TANDA-TANDA KOALISI BESAR BERGERAK
Pada tanggal 2 April, Bapak Widodo bertemu dengan pimpinan KIB dan KKIR di Jakarta. Yang tidak hadir dalam pertemuan tersebut adalah Ibu Soekarnoputri, pemimpin PDI-P, di mana Bapak Widodo adalah salah satu anggotanya.
Tuan Surya Paloh, pemimpin partai parlemen terbesar keempat Nasdem, juga tidak hadir. Sementara Nasdem adalah bagian dari koalisi pemerintahan saat ini, ia telah mendukung Baswedan, mantan gubernur Jakarta, sebagai calon presidennya, mengasosiasikan dirinya dengan Partai Demokrat dan Partai Keadilan Sejahtera (PKS). .
Partai Demokrat dan PKS adalah partai oposisi, dan keputusan Nasdem untuk mencalonkan Baswedan sebagai calon presidennya secara luas dipandang sebagai keputusan yang tidak didukung oleh Jokowi.
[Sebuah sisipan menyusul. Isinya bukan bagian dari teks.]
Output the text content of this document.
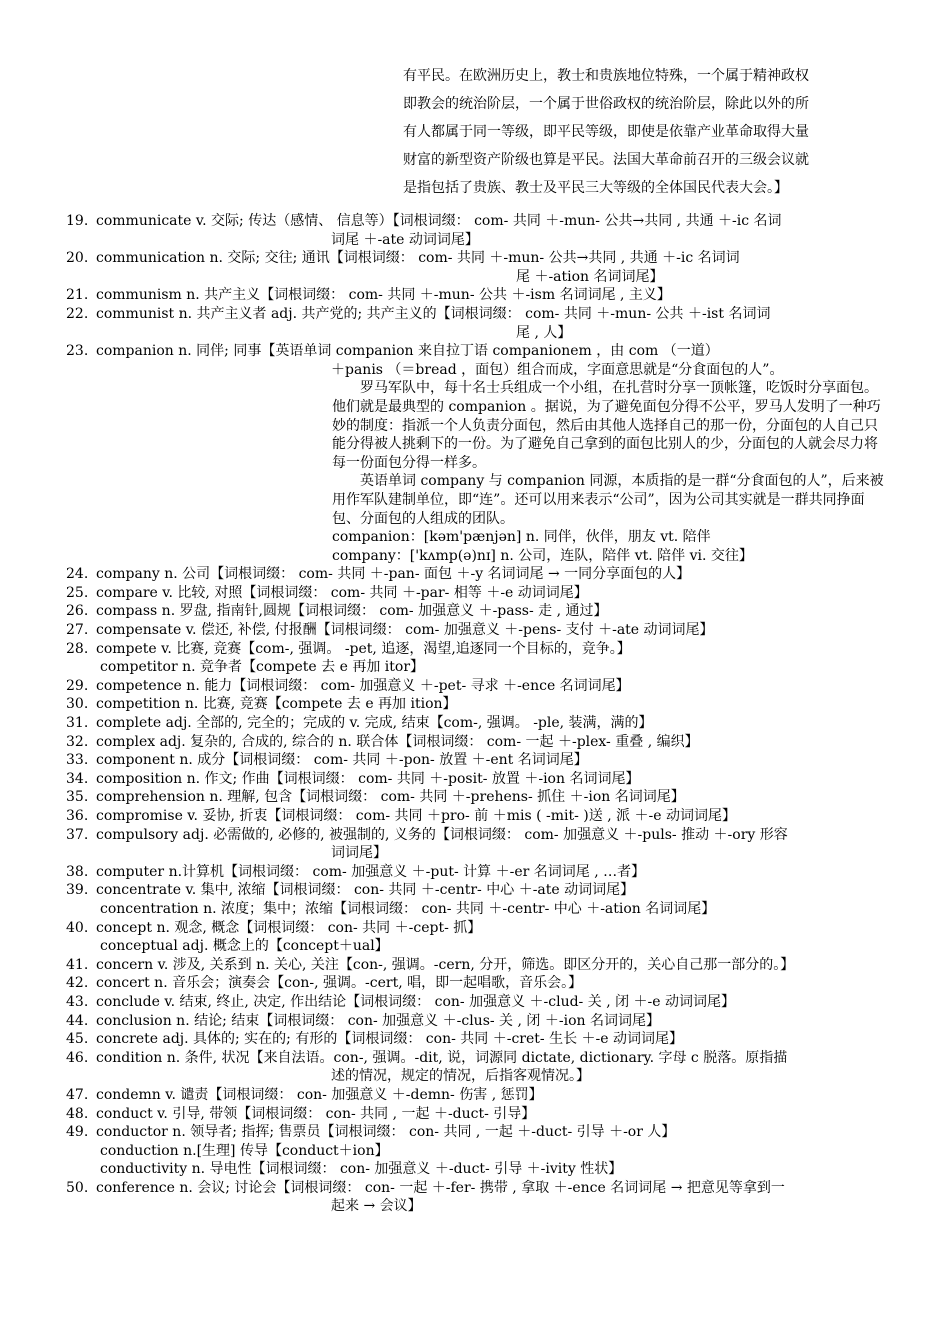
有平民。在欧洲历史上，教士和贵族地位特殊，一个属于精神政权

即教会的统治阶层，一个属于世俗政权的统治阶层，除此以外的所

有人都属于同一等级，即平民等级，即使是依靠产业革命取得大量

财富的新型资产阶级也算是平民。法国大革命前召开的三级会议就

是指包括了贵族、教士及平民三大等级的全体国民代表大会。】

19. communicate v. 交际; 传达（感情、 信息等）【词根词缀： com- 共同 ＋-mun- 公共→共同 , 共通 ＋-ic 名词
词尾 ＋-ate 动词词尾】
20. communication n. 交际; 交往; 通讯【词根词缀： com- 共同 ＋-mun- 公共→共同 , 共通 ＋-ic 名词词
尾 ＋-ation 名词词尾】
21. communism n. 共产主义【词根词缀： com- 共同 ＋-mun- 公共 ＋-ism 名词词尾 , 主义】
22. communist n. 共产主义者 adj. 共产党的; 共产主义的【词根词缀： com- 共同 ＋-mun- 公共 ＋-ist 名词词
尾 , 人】
23. companion n. 同伴; 同事【英语单词 companion 来自拉丁语 companionem ，由 com （一道）
＋panis （＝bread ，面包）组合而成，字面意思就是“分食面包的人”。

罗马军队中，每十名士兵组成一个小组，在扎营时分享一顶帐篷，吃饭时分享面包。他们就是最典型的 companion 。据说，为了避免面包分得不公平，罗马人发明了一种巧妙的制度：指派一个人负责分面包，然后由其他人选择自己的那一份，分面包的人自己只能分得被人挑剩下的一份。为了避免自己拿到的面包比别人的少，分面包的人就会尽力将每一份面包分得一样多。

英语单词 company 与 companion 同源，本质指的是一群“分食面包的人”，后来被用作军队建制单位，即“连”。还可以用来表示“公司”，因为公司其实就是一群共同挣面包、分面包的人组成的团队。

companion：[kəm'pænjən] n. 同伴，伙伴，朋友 vt. 陪伴

company：['kʌmp(ə)nɪ] n. 公司，连队，陪伴 vt. 陪伴 vi. 交往】

24. company n. 公司【词根词缀： com- 共同 ＋-pan- 面包 ＋-y 名词词尾 → 一同分享面包的人】
25. compare v. 比较, 对照【词根词缀： com- 共同 ＋-par- 相等 ＋-e 动词词尾】
26. compass n. 罗盘, 指南针,圆规【词根词缀： com- 加强意义 ＋-pass- 走 , 通过】
27. compensate v. 偿还, 补偿, 付报酬【词根词缀： com- 加强意义 ＋-pens- 支付 ＋-ate 动词词尾】
28. compete v. 比赛, 竞赛【com-, 强调。 -pet, 追逐，渴望,追逐同一个目标的，竞争。】
competitor n. 竞争者【compete 去 e 再加 itor】
29. competence n. 能力【词根词缀： com- 加强意义 ＋-pet- 寻求 ＋-ence 名词词尾】
30. competition n. 比赛, 竞赛【compete 去 e 再加 ition】
31. complete adj. 全部的, 完全的；完成的 v. 完成, 结束【com-, 强调。 -ple, 装满，满的】
32. complex adj. 复杂的, 合成的, 综合的 n. 联合体【词根词缀： com- 一起 ＋-plex- 重叠 , 编织】
33. component n. 成分【词根词缀： com- 共同 ＋-pon- 放置 ＋-ent 名词词尾】
34. composition n. 作文; 作曲【词根词缀： com- 共同 ＋-posit- 放置 ＋-ion 名词词尾】
35. comprehension n. 理解, 包含【词根词缀： com- 共同 ＋-prehens- 抓住 ＋-ion 名词词尾】
36. compromise v. 妥协, 折衷【词根词缀： com- 共同 ＋pro- 前 ＋mis ( -mit- )送 , 派 ＋-e 动词词尾】
37. compulsory adj. 必需做的, 必修的, 被强制的, 义务的【词根词缀： com- 加强意义 ＋-puls- 推动 ＋-ory 形容
词词尾】
38. computer n.计算机【词根词缀： com- 加强意义 ＋-put- 计算 ＋-er 名词词尾 , …者】
39. concentrate v. 集中, 浓缩【词根词缀： con- 共同 ＋-centr- 中心 ＋-ate 动词词尾】
concentration n. 浓度；集中；浓缩【词根词缀： con- 共同 ＋-centr- 中心 ＋-ation 名词词尾】
40. concept n. 观念, 概念【词根词缀： con- 共同 ＋-cept- 抓】
conceptual adj. 概念上的【concept＋ual】
41. concern v. 涉及, 关系到 n. 关心, 关注【con-, 强调。-cern, 分开，筛选。即区分开的，关心自己那一部分的。】
42. concert n. 音乐会；演奏会【con-, 强调。-cert, 唱，即一起唱歌，音乐会。】
43. conclude v. 结束, 终止, 决定, 作出结论【词根词缀： con- 加强意义 ＋-clud- 关 , 闭 ＋-e 动词词尾】
44. conclusion n. 结论; 结束【词根词缀： con- 加强意义 ＋-clus- 关 , 闭 ＋-ion 名词词尾】
45. concrete adj. 具体的; 实在的; 有形的【词根词缀： con- 共同 ＋-cret- 生长 ＋-e 动词词尾】
46. condition n. 条件, 状况【来自法语。con-, 强调。-dit, 说，词源同 dictate, dictionary. 字母 c 脱落。原指描
述的情况，规定的情况，后指客观情况。】
47. condemn v. 谴责【词根词缀： con- 加强意义 ＋-demn- 伤害 , 惩罚】
48. conduct v. 引导, 带领【词根词缀： con- 共同 , 一起 ＋-duct- 引导】
49. conductor n. 领导者; 指挥; 售票员【词根词缀： con- 共同 , 一起 ＋-duct- 引导 ＋-or 人】
conduction n.[生理] 传导【conduct＋ion】
conductivity n. 导电性【词根词缀： con- 加强意义 ＋-duct- 引导 ＋-ivity 性状】
50. conference n. 会议; 讨论会【词根词缀： con- 一起 ＋-fer- 携带 , 拿取 ＋-ence 名词词尾 → 把意见等拿到一
起来 → 会议】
Pertemuan antara KIB, KKIR dan Jokowi, begitu presiden akrab disapa, terjadi hanya beberapa hari setelah sepak bola Badan pengatur FIFA telah mencabut hak Indonesia untuk menjadi tuan rumah Piala Dunia U-20 FIFA tahun ini.
Keputusan itu muncul setelah beberapa protes, termasuk dari dua gubernur PDI-P, yakni Pak Pranowo dan Gubernur Bali, I Wayan Koster, yang tidak ingin Israel ikut dalam acara tersebut. Mereka berpendapat bahwa Indonesia tidak memiliki hubungan diplomatik dengan Israel karena mendukung Palestina.
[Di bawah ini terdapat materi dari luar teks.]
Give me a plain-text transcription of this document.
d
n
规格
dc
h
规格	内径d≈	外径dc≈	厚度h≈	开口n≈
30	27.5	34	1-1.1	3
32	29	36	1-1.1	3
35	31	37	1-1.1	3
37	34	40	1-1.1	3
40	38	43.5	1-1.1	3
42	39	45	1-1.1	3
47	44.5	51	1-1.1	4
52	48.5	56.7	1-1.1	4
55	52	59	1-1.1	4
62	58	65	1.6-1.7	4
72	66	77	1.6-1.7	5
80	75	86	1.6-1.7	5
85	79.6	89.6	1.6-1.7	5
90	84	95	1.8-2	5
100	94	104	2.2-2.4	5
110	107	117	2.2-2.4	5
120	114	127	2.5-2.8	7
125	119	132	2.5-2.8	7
Kegagalan menjadi tuan rumah turnamen umumnya ditudingkan pada PDI-P, dan Jokowi terang-terangan mengungkapkan kekecewaannya karena tidak bisa menjadi tuan rumah Piala Dunia U-20. Pengamat politik mengatakan pada saat itu bahwa episode tersebut dapat merenggangkan hubungan antara pemimpin Indonesia dan anggota lain dari partainya.
Seusai pertemuan, Pak Subianto de Gerindra menyampaikan bahwa partai koalisi KIB dan KKIR memiliki visi yang sama. Ia menambahkan, mereka mendukung Jokowi.
“Ya, kami memiliki (visi yang sama). Ternyata kita punya, jadi kita merasa berada di frekuensi yang sama, kita punya kecocokan,” kata Pak Subianto.
Menanggapi pertanyaan wartawan tentang kesesuaian KIB dan KKIR dalam hal kerjasama, Jokowi menjawab, “Saya hanya mengatakan mereka baik-baik saja. Itu tergantung pada pemimpin partai atau aliansi partai.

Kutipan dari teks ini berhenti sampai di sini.